Home DRONE NEWS Dedrone Statement on Saudi Aramco Drone Attacks

Dedrone Statement on Saudi Aramco Drone Attacks

by Editor

Saudi Aramco continues to respond to drone attacks to their facilities. In May 2019, a drone attack occurred on the country’s main cross-country oil pipeline. As a precautionary measure, the organization, temporarily shut down the pipeline and contained the fire which caused minor damage to a pump station.

However, the issue of unauthorized drones in their airspace persisted and escalated. In September 2019, Saudi Aramco shut down half their crude production due to another drone attack. According to the Wall Street Journal, the production shutdown amounts to a loss of about five million barrels a day, roughly 5% of the world’s daily production of crude oil.

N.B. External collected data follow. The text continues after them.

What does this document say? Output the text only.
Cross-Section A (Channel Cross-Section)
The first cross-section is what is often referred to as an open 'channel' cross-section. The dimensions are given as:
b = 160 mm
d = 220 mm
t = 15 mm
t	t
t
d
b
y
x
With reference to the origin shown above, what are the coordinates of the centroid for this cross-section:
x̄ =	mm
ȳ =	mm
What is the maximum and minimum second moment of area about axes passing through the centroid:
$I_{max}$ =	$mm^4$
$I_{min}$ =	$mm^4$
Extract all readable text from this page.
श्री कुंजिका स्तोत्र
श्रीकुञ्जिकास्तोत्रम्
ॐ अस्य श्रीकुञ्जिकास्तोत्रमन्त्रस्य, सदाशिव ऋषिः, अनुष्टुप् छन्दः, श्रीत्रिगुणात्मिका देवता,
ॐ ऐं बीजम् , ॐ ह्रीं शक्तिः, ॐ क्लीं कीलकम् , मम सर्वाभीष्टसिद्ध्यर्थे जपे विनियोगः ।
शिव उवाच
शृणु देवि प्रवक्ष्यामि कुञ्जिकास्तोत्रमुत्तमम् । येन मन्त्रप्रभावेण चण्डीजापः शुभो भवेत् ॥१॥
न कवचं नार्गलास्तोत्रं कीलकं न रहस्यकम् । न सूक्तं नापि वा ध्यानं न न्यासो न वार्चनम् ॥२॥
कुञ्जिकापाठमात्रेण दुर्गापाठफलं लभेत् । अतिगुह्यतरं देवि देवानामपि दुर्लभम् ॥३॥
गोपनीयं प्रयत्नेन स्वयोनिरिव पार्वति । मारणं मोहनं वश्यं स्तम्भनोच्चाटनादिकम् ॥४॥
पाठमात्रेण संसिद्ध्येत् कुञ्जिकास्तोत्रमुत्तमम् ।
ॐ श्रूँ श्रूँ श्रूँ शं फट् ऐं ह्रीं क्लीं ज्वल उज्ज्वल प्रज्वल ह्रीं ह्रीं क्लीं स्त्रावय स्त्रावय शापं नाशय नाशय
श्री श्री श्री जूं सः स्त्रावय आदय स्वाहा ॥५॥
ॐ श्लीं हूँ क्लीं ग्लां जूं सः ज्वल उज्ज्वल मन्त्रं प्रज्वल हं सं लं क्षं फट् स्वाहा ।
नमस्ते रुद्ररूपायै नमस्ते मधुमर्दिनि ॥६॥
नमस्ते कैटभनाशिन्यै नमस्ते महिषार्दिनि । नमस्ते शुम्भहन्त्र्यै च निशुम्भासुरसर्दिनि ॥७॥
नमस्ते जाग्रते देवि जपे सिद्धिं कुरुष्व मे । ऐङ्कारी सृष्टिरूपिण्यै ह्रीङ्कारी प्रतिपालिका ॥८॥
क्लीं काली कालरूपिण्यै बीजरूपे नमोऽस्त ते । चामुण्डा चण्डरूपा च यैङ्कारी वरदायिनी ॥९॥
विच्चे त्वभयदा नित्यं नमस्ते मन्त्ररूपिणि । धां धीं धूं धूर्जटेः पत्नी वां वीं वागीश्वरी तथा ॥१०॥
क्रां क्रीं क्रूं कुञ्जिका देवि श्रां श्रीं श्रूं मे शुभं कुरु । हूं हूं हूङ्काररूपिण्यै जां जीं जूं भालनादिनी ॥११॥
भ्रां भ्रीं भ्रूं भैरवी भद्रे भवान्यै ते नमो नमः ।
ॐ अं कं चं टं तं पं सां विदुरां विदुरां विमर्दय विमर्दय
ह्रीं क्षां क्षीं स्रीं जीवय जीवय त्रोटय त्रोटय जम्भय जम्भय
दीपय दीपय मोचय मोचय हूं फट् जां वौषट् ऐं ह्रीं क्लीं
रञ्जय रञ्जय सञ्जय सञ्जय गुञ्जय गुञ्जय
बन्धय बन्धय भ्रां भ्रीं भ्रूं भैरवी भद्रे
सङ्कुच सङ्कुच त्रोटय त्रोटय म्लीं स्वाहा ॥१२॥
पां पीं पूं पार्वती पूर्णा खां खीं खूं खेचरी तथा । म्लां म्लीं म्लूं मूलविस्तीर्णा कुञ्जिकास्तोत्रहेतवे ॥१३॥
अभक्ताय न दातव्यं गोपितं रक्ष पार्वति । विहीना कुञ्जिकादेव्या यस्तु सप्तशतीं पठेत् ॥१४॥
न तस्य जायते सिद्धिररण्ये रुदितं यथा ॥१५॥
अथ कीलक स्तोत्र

These events highlight the risk of the wrong drone near an oil or gas storage facility, and the consequences to critical infrastructure, the environment, and economy.

Whether located in cities, rural communities, or offshore, traditional security at utilities is robust and designed to protect operations from a variety of threats, including natural disasters, theft, and terrorism. However, traditional security leaves a gap in the lower airspace, exposing a vulnerability which drones can penetrate with ease. For example, environmental protesters have used drones to interrupt operations at nuclear plants. Wayward drones are crashing into power lines and disrupting services to customers. Public utility managers are experiencing more drones in their airspace, but without enough information to hold trespassers accountable for damages caused by their intrusion. 

Dedrone is the global market and technology leader in airspace security and has worked with utilities around the world to protect their airspace from drone threats. When there is an alert to an unauthorized drone in a facility’s airspace, security operators will have the time to intercept the risk and determine the threat the drone poses and avoid costly and inconvenient operational disruptions.

While energy manufacturers and utilities are implementing drone surveying and inspection programs around the world, these organizations must also protect critical infrastructure, such as power stations and water reservoirs, from unwanted drones. With drones becoming ever more inexpensive, easy to fly, and able carry heavy payloads, the risk of not securing the airspace only increases every day.